Continued from page 1

New fighting also broke out Monday in Misrata, the last rebel-held city in western Libya, according to reports from Al-Jazeera and Al-Arabiya.

In Cairo, a group of Libyans angry at the international intervention in their homeland blocked the path of U.N. Secretary-General Ban Ki-moon following his meeting at the Arab League on Monday.

Ban had finished talks with the Arab League chief Amr Moussa and left the organization’s headquarters in Cairo to walk around nearby Tahrir Square, the centerpiece of Egyptian uprising that last month toppled Hosni Mubarak, when dozens of Libyan protesters converged on him and his security detail.

The Libyans, carrying pictures of Gadhafi and banners critical of the United States and United Nation, blocked Ban’s path, forcing him to return to the league and leave from another exit.

The resolution makes Gadhafi’s forces potential targets for U.S. and European strikes.

U.S., British and French planes went after tanks headed toward Benghazi, in the opposition-held eastern half of the country. On Sunday, at least seven demolished tanks smoldered in a field 12 miles (20 kilometers) south of Benghazi, many of them with their turrets and treads blown off, alongside charred armored personnel carriers, jeeps and SUVs of the kind used by Gadhafi fighters.

The U.S. military, for now at the lead of the international campaign, is trying to walk a fine line over the end game of the assault. It is avoiding for now any appearance that it aims to take out Gadhafi or help the rebels oust him, instead limiting its stated goals to protecting civilians.

Britain also is treading carefully. Foreign Secretary William Hague refused Monday to say if Gadhafi would or could be assassinated, insisting he would not “get drawn into details about what or whom may be targeted.”

“I’m not going to speculate on the targets,” Hague said in a heated interview with BBC radio. “That depends on the circumstances at the time.”

A military official said Air Force B-2 stealth bombers flew 25 hours in a round trip from Whiteman Air Force Base in Missouri and dropped 45 2,000-pound bombs.

What happens if rebel forces eventually go on the offensive against Gadhafi’s troops remains unclear.

Rebels defended their support of the international intervention into Libya — apparently feeling the sting of criticism from other Libyans and Arabs who warned the country could be divided or collapse into a civil war.

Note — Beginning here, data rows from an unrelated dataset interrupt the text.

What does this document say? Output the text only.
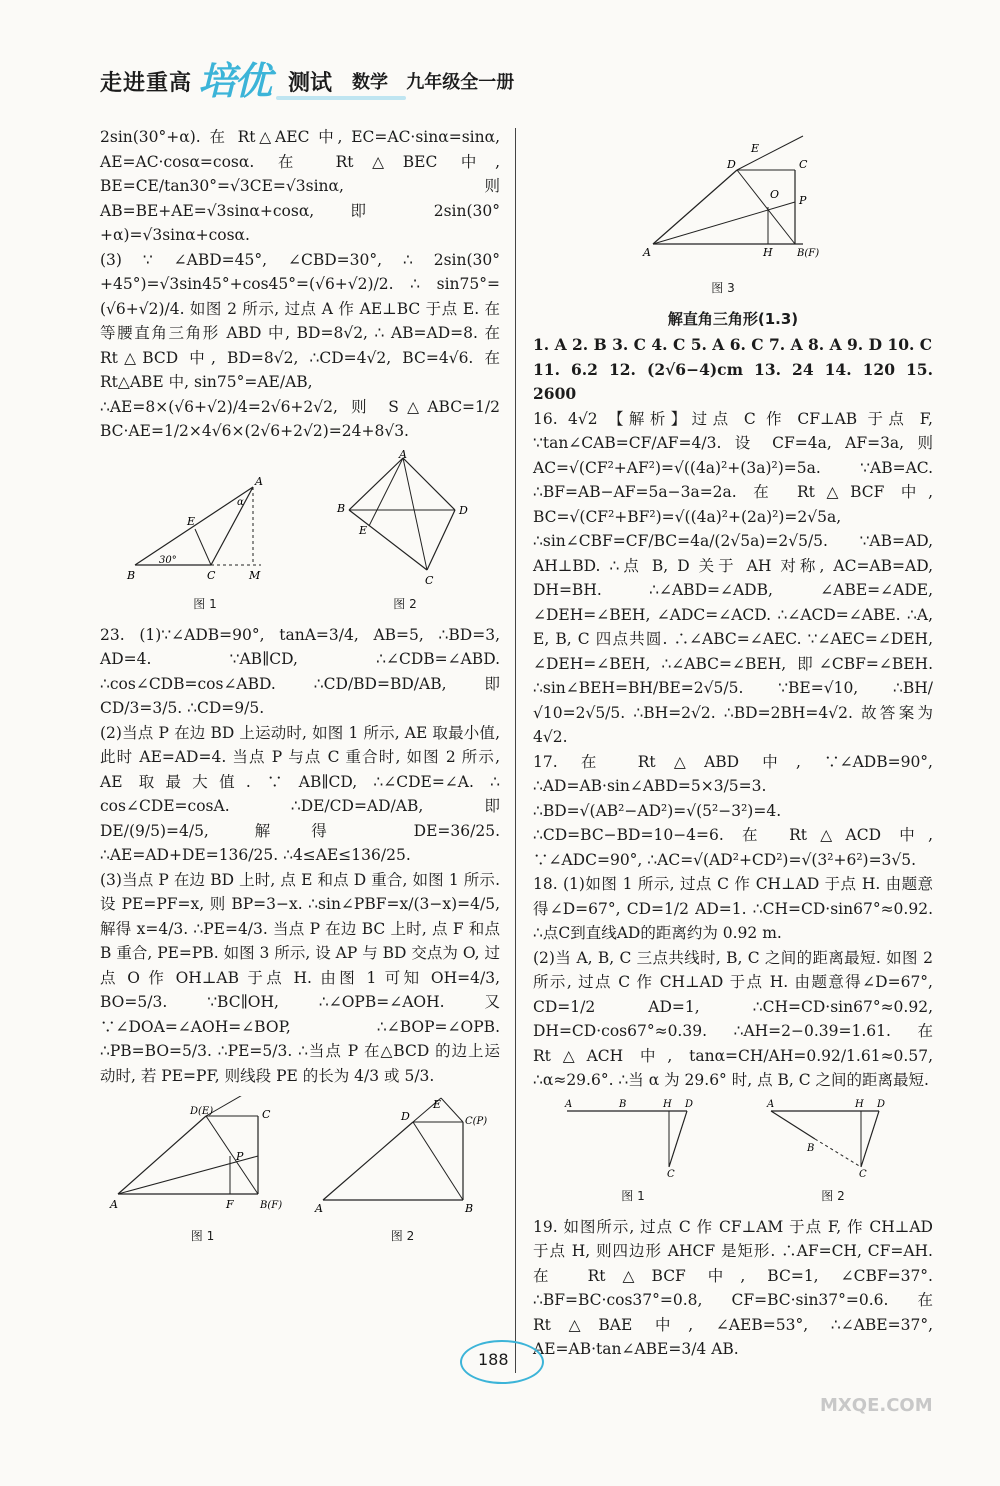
走进重高 培优 测试 数学 九年级全一册

2sin(30°+α). 在 Rt△AEC 中, EC=AC·sinα=sinα, AE=AC·cosα=cosα. 在 Rt△BEC 中, BE=CE/tan30°=√3CE=√3sinα, 则 AB=BE+AE=√3sinα+cosα, 即 2sin(30°+α)=√3sinα+cosα.

(3) ∵ ∠ABD=45°, ∠CBD=30°, ∴ 2sin(30°+45°)=√3sin45°+cos45°=(√6+√2)/2. ∴ sin75°=(√6+√2)/4. 如图 2 所示, 过点 A 作 AE⊥BC 于点 E. 在等腰直角三角形 ABD 中, BD=8√2, ∴ AB=AD=8. 在 Rt△BCD 中, BD=8√2, ∴CD=4√2, BC=4√6. 在 Rt△ABE 中, sin75°=AE/AB,

∴AE=8×(√6+√2)/4=2√6+2√2, 则 S△ABC=1/2 BC·AE=1/2×4√6×(2√6+2√2)=24+8√3.

B	C	M
A
E
α
30°
图 1
A
B	D
C
E
图 2

23. (1)∵∠ADB=90°, tanA=3/4, AB=5, ∴BD=3, AD=4. ∵AB∥CD, ∴∠CDB=∠ABD. ∴cos∠CDB=cos∠ABD. ∴CD/BD=BD/AB, 即 CD/3=3/5. ∴CD=9/5.

(2)当点 P 在边 BD 上运动时, 如图 1 所示, AE 取最小值, 此时 AE=AD=4. 当点 P 与点 C 重合时, 如图 2 所示, AE 取最大值. ∵ AB∥CD, ∴∠CDE=∠A. ∴ cos∠CDE=cosA. ∴DE/CD=AD/AB, 即 DE/(9/5)=4/5, 解得 DE=36/25. ∴AE=AD+DE=136/25. ∴4≤AE≤136/25.

(3)当点 P 在边 BD 上时, 点 E 和点 D 重合, 如图 1 所示. 设 PE=PF=x, 则 BP=3−x. ∴sin∠PBF=x/(3−x)=4/5, 解得 x=4/3. ∴PE=4/3. 当点 P 在边 BC 上时, 点 F 和点 B 重合, PE=PB. 如图 3 所示, 设 AP 与 BD 交点为 O, 过点 O 作 OH⊥AB 于点 H. 由图 1 可知 OH=4/3, BO=5/3. ∵BC∥OH, ∴∠OPB=∠AOH. 又∵∠DOA=∠AOH=∠BOP, ∴∠BOP=∠OPB. ∴PB=BO=5/3. ∴PE=5/3. ∴当点 P 在△BCD 的边上运动时, 若 PE=PF, 则线段 PE 的长为 4/3 或 5/3.

A
D(E)	C
P
F	B(F)
图 1
A
D
E
C(P)
B
图 2
A
D
E
C
O P
H B(F)
图 3
解直角三角形(1.3)

1. A 2. B 3. C 4. C 5. A 6. C 7. A 8. A 9. D 10. C

11. 6.2 12. (2√6−4)cm 13. 24 14. 120 15. 2600

16. 4√2 【解析】过点 C 作 CF⊥AB 于点 F, ∵tan∠CAB=CF/AF=4/3. 设 CF=4a, AF=3a, 则 AC=√(CF²+AF²)=√((4a)²+(3a)²)=5a. ∵AB=AC. ∴BF=AB−AF=5a−3a=2a. 在 Rt△BCF 中, BC=√(CF²+BF²)=√((4a)²+(2a)²)=2√5a, ∴sin∠CBF=CF/BC=4a/(2√5a)=2√5/5. ∵AB=AD, AH⊥BD. ∴点 B, D 关于 AH 对称, AC=AB=AD, DH=BH. ∴∠ABD=∠ADB, ∠ABE=∠ADE, ∠DEH=∠BEH, ∠ADC=∠ACD. ∴∠ACD=∠ABE. ∴A, E, B, C 四点共圆. ∴∠ABC=∠AEC. ∵∠AEC=∠DEH, ∠DEH=∠BEH, ∴∠ABC=∠BEH, 即∠CBF=∠BEH. ∴sin∠BEH=BH/BE=2√5/5. ∵BE=√10, ∴BH/√10=2√5/5. ∴BH=2√2. ∴BD=2BH=4√2. 故答案为 4√2.

17. 在 Rt△ABD 中, ∵∠ADB=90°, ∴AD=AB·sin∠ABD=5×3/5=3. ∴BD=√(AB²−AD²)=√(5²−3²)=4. ∴CD=BC−BD=10−4=6. 在 Rt△ACD 中, ∵∠ADC=90°, ∴AC=√(AD²+CD²)=√(3²+6²)=3√5.

18. (1)如图 1 所示, 过点 C 作 CH⊥AD 于点 H. 由题意得∠D=67°, CD=1/2 AD=1. ∴CH=CD·sin67°≈0.92. ∴点C到直线AD的距离约为 0.92 m.

(2)当 A, B, C 三点共线时, B, C 之间的距离最短. 如图 2 所示, 过点 C 作 CH⊥AD 于点 H. 由题意得∠D=67°, CD=1/2 AD=1, ∴CH=CD·sin67°≈0.92, DH=CD·cos67°≈0.39. ∴AH=2−0.39=1.61. 在 Rt△ACH 中, tanα=CH/AH=0.92/1.61≈0.57, ∴α≈29.6°. ∴当 α 为 29.6° 时, 点 B, C 之间的距离最短.

A	B	H D
C
图 1
A	H D
B
C
图 2

19. 如图所示, 过点 C 作 CF⊥AM 于点 F, 作 CH⊥AD 于点 H, 则四边形 AHCF 是矩形. ∴AF=CH, CF=AH. 在 Rt△BCF 中, BC=1, ∠CBF=37°. ∴BF=BC·cos37°=0.8, CF=BC·sin37°=0.6. 在 Rt△BAE 中, ∠AEB=53°, ∴∠ABE=37°, AE=AB·tan∠ABE=3/4 AB.

188
MXQE.COM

Libya will not turn into Somalia or Iraq. It will not be divided. We are battling — the Libyan people — are battling a gang of mercenaries,” Mohammed al-Misrati, a rebel spokesman in the stronghold of Misrata, told Al-Jazeera on Monday.

U.S. Defense Secretary Robert Gates said late Sunday that the U.S. expects turn over control of the operation to a coalition headed by France, Britain or NATO “in a matter of days,” reflecting concern that the U.S. military was stretched thin by its current missions. Turkey was blocking NATO action, which requires agreement by all 28 members of the alliance.